ギャル&パンツァー/ガールズ&パンツァー:サイドストーリー「青師団高校編」 作:ミハイル・シュパーギン
クルセイダー巡航戦車は更に3台滑り込んできた。
先頭車両の砲塔ハッチが開くと、元気者のローズヒップが姿を現す。
「只今到着しましたわ、ダージリン様!」
しかしダージリンは目つきが険しい。
「あのね、ローズヒップ。私は2輌でと言った筈だけど?」
きょとんと首を傾げるローズヒップ。
「あれ、そうでしたっけ?」
「全く…」
呆れたように首を横に振るダージリン。
そこへ遅れてフェレット装甲車が到着し、中からオレンジペコとアッサムが出て来た。
オレンジペコはダージリンの表情を見て察したようだ…ローズヒップを振り返り、
「だから2輌でいいですって言ったじゃないですか」
「え?クルセイダーを持って行くってダージリン様の指示に従っただけですわよ?」
「話は最後まで聞きなさいよ」
アッサムも呆れ顔だ。
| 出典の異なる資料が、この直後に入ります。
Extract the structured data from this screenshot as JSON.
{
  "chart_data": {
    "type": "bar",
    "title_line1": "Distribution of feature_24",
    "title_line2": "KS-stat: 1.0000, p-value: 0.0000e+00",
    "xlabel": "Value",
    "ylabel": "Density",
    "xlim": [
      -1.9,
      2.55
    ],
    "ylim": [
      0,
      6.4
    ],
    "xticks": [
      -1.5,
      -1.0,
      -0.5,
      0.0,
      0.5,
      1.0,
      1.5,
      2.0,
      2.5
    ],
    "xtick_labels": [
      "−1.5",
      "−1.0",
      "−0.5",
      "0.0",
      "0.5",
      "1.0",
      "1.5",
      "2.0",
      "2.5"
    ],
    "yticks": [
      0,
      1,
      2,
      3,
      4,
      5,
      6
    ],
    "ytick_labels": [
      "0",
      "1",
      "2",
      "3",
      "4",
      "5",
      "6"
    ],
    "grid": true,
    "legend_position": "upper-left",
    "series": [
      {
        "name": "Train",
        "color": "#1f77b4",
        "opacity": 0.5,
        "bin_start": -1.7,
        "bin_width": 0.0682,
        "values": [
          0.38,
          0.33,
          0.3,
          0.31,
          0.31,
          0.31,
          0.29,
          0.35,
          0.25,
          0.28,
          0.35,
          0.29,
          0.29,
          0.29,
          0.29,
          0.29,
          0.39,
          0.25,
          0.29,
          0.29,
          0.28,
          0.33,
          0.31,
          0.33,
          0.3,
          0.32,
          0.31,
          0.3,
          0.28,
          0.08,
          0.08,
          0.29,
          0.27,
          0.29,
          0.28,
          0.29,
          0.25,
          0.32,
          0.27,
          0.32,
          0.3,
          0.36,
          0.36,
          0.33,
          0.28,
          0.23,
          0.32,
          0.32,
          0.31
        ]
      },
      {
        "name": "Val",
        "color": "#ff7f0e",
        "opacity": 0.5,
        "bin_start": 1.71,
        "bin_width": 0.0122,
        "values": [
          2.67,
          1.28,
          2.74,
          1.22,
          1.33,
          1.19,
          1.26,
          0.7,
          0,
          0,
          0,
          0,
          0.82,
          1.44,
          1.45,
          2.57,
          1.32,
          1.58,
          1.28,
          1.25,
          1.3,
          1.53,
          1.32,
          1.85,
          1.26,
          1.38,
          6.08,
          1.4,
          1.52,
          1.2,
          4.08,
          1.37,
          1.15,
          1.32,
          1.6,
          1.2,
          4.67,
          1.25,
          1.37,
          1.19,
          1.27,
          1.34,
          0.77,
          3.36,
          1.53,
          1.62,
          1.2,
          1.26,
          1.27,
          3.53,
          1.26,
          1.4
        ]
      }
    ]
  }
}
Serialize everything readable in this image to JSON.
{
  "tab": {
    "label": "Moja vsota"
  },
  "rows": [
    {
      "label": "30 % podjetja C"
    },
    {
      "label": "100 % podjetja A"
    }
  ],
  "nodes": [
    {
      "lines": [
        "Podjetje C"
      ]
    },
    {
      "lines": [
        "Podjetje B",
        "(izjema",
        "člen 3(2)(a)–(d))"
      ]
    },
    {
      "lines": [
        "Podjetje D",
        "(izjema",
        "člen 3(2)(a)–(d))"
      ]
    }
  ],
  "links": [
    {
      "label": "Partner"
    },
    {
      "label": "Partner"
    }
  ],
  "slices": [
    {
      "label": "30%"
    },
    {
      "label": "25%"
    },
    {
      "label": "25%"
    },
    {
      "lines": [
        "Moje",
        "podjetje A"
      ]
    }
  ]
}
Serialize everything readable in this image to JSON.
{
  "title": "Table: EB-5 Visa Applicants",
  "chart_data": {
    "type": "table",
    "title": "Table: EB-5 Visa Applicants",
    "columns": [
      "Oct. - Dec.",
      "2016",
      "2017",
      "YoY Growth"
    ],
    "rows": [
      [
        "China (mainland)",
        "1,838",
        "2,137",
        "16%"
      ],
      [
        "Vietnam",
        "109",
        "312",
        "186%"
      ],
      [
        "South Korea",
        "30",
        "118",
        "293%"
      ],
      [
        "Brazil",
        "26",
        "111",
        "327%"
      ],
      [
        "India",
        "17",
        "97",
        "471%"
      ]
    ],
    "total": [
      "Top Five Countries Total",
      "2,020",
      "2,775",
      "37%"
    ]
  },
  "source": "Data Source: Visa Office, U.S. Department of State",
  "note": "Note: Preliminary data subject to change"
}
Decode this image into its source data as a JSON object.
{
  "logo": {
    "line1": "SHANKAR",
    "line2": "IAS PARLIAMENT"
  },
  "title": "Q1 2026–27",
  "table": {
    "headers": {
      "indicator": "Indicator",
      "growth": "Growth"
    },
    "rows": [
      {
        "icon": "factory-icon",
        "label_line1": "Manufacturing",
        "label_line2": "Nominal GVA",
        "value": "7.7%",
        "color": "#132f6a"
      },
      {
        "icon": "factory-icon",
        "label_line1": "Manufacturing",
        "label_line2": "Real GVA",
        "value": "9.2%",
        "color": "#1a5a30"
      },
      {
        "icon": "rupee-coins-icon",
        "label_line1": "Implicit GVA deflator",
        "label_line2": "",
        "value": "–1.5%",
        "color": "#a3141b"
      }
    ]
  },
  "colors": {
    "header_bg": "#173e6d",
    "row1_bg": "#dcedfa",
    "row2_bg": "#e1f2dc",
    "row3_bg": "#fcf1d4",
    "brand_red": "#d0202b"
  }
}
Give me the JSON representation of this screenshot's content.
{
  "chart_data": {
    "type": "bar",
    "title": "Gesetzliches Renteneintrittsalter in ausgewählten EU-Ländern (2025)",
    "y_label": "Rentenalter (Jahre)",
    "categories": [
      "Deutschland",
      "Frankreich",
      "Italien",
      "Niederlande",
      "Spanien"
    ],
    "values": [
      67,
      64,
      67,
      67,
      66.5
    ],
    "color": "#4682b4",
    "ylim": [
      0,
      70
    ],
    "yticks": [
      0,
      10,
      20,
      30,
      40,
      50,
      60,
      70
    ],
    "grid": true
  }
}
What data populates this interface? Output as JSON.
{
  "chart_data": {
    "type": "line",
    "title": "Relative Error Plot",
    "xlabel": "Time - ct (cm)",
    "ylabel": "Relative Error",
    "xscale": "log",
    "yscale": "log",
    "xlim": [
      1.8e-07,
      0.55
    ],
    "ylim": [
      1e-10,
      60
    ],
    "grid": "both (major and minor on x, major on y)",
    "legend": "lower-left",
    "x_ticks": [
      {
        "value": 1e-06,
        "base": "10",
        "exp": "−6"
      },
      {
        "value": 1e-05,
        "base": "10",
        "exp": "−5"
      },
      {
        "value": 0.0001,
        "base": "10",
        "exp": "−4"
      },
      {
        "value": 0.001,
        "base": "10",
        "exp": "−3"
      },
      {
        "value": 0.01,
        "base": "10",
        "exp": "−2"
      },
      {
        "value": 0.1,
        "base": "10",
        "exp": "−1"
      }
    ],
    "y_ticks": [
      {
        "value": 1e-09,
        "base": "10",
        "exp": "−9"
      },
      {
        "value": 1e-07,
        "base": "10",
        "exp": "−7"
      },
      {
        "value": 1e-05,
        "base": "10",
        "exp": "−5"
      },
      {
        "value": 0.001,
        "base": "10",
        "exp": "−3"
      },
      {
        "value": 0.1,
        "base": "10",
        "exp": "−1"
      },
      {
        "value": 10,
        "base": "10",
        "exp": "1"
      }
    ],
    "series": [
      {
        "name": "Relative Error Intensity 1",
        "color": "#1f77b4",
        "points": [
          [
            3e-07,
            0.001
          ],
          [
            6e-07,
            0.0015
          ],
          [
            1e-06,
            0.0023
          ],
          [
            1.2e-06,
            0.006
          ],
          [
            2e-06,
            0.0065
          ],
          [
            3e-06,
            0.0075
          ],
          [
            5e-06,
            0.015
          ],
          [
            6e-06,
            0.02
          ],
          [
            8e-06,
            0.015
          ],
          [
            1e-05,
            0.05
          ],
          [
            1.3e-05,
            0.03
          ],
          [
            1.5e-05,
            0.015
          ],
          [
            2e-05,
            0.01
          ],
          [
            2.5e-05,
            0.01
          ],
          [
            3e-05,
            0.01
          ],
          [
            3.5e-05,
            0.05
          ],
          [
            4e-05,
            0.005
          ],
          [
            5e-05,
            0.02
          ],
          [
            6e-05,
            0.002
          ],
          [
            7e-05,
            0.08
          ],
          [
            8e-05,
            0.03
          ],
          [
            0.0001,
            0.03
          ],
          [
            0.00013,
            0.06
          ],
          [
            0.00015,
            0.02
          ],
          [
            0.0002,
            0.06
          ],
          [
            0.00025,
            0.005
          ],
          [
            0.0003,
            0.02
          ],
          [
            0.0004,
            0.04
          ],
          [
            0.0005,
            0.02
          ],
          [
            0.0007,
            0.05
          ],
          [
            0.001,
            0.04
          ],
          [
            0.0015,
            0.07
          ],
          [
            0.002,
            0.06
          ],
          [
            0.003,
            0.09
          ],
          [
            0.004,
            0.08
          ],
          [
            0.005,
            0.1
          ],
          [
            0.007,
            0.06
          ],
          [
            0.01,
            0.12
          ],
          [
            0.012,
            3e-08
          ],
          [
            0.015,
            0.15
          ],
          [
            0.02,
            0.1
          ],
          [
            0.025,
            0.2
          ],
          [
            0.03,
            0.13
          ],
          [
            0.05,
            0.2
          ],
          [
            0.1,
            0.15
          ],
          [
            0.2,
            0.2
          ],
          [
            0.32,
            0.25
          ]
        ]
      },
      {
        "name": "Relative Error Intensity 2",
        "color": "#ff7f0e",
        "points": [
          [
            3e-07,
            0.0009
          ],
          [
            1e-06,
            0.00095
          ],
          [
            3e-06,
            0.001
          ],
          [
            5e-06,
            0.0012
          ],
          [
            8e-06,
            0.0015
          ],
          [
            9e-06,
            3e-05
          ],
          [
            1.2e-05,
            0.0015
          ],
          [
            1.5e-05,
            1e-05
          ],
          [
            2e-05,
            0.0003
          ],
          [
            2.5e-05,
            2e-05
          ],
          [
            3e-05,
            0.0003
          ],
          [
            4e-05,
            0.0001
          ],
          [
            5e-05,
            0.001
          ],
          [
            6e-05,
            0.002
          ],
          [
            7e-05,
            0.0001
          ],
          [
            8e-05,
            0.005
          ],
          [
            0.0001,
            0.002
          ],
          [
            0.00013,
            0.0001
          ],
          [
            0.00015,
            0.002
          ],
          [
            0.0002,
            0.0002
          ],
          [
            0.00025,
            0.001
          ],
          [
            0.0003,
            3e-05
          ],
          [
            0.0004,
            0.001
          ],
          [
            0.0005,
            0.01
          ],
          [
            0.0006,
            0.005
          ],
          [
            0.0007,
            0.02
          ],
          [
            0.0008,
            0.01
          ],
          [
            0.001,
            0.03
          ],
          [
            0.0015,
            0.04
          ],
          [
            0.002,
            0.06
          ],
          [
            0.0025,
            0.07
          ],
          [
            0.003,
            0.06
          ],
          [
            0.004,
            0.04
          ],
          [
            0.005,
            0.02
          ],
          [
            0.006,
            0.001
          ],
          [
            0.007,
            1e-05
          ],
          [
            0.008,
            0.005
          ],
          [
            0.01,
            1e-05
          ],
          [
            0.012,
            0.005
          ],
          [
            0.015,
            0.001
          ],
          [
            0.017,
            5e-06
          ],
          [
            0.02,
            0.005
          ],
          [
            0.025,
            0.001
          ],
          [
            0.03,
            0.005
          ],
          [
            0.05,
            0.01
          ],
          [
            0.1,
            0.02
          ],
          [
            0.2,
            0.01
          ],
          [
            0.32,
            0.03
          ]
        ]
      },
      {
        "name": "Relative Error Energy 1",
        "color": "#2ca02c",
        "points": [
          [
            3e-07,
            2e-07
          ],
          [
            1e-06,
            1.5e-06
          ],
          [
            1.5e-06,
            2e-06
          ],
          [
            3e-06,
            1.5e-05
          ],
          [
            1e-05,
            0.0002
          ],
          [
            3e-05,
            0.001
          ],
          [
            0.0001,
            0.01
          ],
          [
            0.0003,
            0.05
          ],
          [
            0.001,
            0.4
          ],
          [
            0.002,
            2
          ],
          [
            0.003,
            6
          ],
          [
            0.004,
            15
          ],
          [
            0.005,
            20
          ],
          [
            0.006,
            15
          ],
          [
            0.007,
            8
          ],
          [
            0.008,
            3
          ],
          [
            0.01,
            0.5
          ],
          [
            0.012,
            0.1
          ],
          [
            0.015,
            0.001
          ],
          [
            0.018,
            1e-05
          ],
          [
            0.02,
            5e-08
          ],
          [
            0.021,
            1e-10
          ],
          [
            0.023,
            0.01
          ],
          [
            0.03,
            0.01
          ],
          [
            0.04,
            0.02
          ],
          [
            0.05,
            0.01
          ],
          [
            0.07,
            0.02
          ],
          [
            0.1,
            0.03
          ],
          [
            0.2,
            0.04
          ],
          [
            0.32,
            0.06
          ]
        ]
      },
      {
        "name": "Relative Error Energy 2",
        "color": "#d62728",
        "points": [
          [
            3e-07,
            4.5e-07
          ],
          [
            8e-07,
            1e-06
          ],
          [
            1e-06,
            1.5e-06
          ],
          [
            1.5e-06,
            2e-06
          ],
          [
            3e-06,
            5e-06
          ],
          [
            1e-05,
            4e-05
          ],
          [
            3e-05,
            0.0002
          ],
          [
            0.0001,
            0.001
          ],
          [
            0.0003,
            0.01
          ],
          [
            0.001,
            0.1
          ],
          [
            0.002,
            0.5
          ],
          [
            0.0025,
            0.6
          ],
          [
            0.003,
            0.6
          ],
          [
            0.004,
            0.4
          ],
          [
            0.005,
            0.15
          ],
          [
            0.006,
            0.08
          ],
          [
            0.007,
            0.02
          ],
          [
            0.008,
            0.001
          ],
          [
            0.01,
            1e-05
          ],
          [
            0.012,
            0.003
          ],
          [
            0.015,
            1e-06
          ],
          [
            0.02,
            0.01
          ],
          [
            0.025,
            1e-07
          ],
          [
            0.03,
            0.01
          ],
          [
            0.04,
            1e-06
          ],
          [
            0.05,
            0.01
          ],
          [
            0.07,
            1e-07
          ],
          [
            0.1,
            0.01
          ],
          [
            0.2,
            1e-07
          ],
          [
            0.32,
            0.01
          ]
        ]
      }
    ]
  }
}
「ローズヒップのデータは読めなくて困るわ…」
「まあ、もういいわ」
ダージリンが話を進める。「調子の良い2輌を選んで、それをレースに使うわよ」
「ええ、折角4輌持ってきたのにい!?」
「あなたは少し黙ってて」
ピシャリと言い放つダージリンだったが、エルは突如として閃いた。
「いえ、4周にしましょう」
これはダージリンも少し驚いたようだ。
青師団高校伝統の戦車競走は3周だが、エルはそれを敢えて破って4周にしようと言うのだ。
「と、言いますと?エルさん」
「はい。1輌1周のバトンタッチ形式で勝敗を競うのです。今まで仲間内の戦車でしかやってこなかったので、こういうのも有りかなと」
「なるほど。新ルール適用という事ですわね?」
「こちらも新鮮ですし、面白いと思います」
「承知しましたわ。では、エルさんのルールでレースをする事にしましょうか」
そう言うと、ダージリンはオレンジペコに顔を向けて、「ペコ、私のタンクジャケットを用意して」
「あ、ダージリン様も?」
「確かレースを観戦される予定だった筈では?」
「気が変わったの。このルール、刺激的で楽しめそうですもの」
「ですが、ダージリン隊長のタンクジャケットは…」
アッサムが心配そうに言ったが、オレンジペコが苦笑しながら
「いえ、こうでもあろうかとダージリン様のタンクジャケットも持参してきました」
「用意がいいじゃない」
「あなた達は予定通り観戦しておいて良いわよ。じゃあ、早速着替えるとしますか」
数分後、ダージリンはワインレッドの上着と黒のスカートから成る聖グロのタンクジャケットを身に着けて現れた。